Target selection for them will be interesting. They have a higher payload than something like a GMLRS round, so the Hammers are likely to be primarily used against buildings with troops or supplies, as we see in this video.
We used it for nukes for a while -- I remember reading an article from an early Cold War USAF pilot who did it. When you're throwing the equivalent of tens of thousands of tons of explosives, pinpoint accuracy doesn't matter too much in a lot of applications.
kagis
I don't think that this was the article I remember -- this guy is Navy -- but same idea:
https://www.usni.org/magazines/naval-history-magazine/2000/october/bomb-and-i
Note regarding the above with the guy training for nuclear toss-bombing at Moffett Field, which, reading through, makes me chuckle -- normally, US airfields have ICAO codes that sound something like the airfield's name. Moffett does not.

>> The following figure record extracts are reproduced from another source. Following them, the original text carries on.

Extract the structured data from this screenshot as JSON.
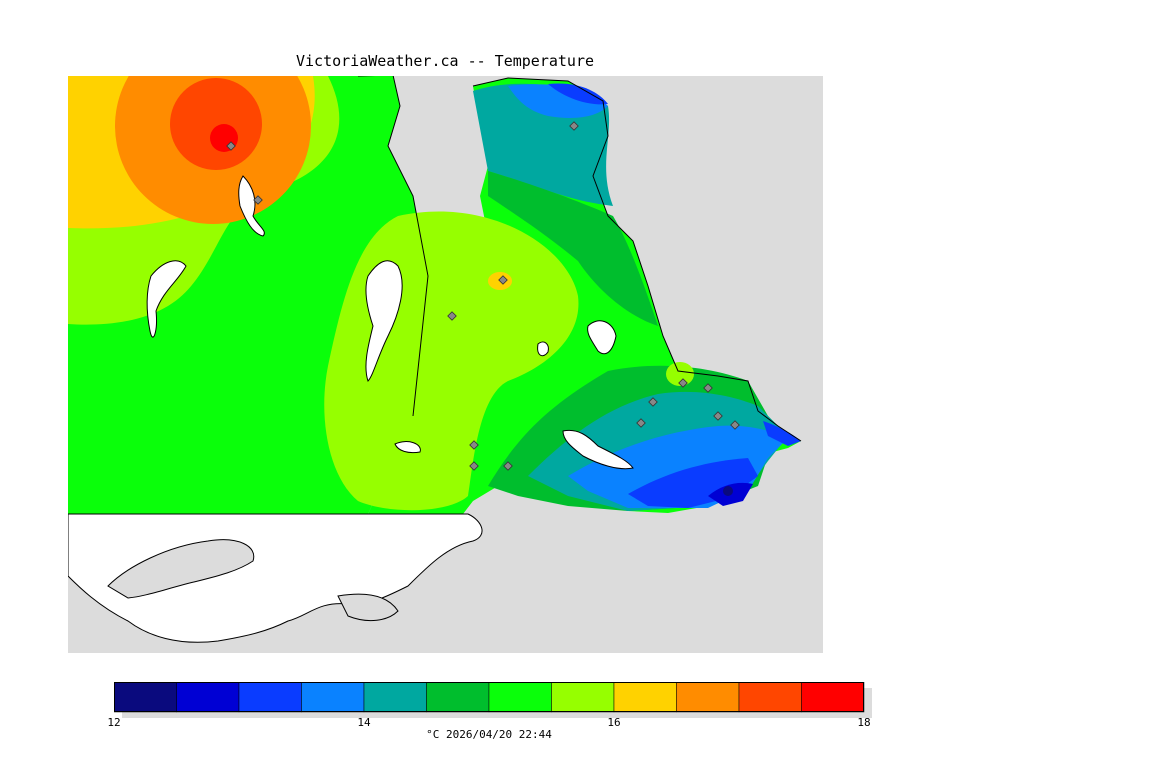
{
  "title": "VictoriaWeather.ca -- Temperature",
  "colors": {
    "background": "#ffffff",
    "land_no_data": "#dcdcdc",
    "water": "#ffffff",
    "station_marker": "#888888"
  },
  "legend": {
    "units": "°C",
    "timestamp": "2026/04/20 22:44",
    "min": 12,
    "max": 18,
    "ticks": [
      "12",
      "14",
      "16",
      "18"
    ],
    "bands": [
      {
        "from": 12.0,
        "to": 12.5,
        "color": "#0a0a7e"
      },
      {
        "from": 12.5,
        "to": 13.0,
        "color": "#0000d4"
      },
      {
        "from": 13.0,
        "to": 13.5,
        "color": "#0a3cff"
      },
      {
        "from": 13.5,
        "to": 14.0,
        "color": "#0a82ff"
      },
      {
        "from": 14.0,
        "to": 14.5,
        "color": "#00a8a0"
      },
      {
        "from": 14.5,
        "to": 15.0,
        "color": "#00be2d"
      },
      {
        "from": 15.0,
        "to": 15.5,
        "color": "#0aff0a"
      },
      {
        "from": 15.5,
        "to": 16.0,
        "color": "#96ff00"
      },
      {
        "from": 16.0,
        "to": 16.5,
        "color": "#ffd200"
      },
      {
        "from": 16.5,
        "to": 17.0,
        "color": "#ff8c00"
      },
      {
        "from": 17.0,
        "to": 17.5,
        "color": "#ff4600"
      },
      {
        "from": 17.5,
        "to": 18.0,
        "color": "#ff0000"
      }
    ]
  },
  "station_count": 14
}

https://en.wikipedia.org/wiki/Moffett_Federal_Airfield
I'd guess that that explains where it got its ICAO code.
Getting back to the Ukrainian plane here, that's gotta be kind of anus-clenching for them, since I assume that by flying up like that, they're also potentially flying, at least momentarily, into the engagement envelope of a SAM.
Yeah, but currently they stay away from the front far enough. In the near future this will probably be done closer to the front with an amraam and harm packing F16 to back them up.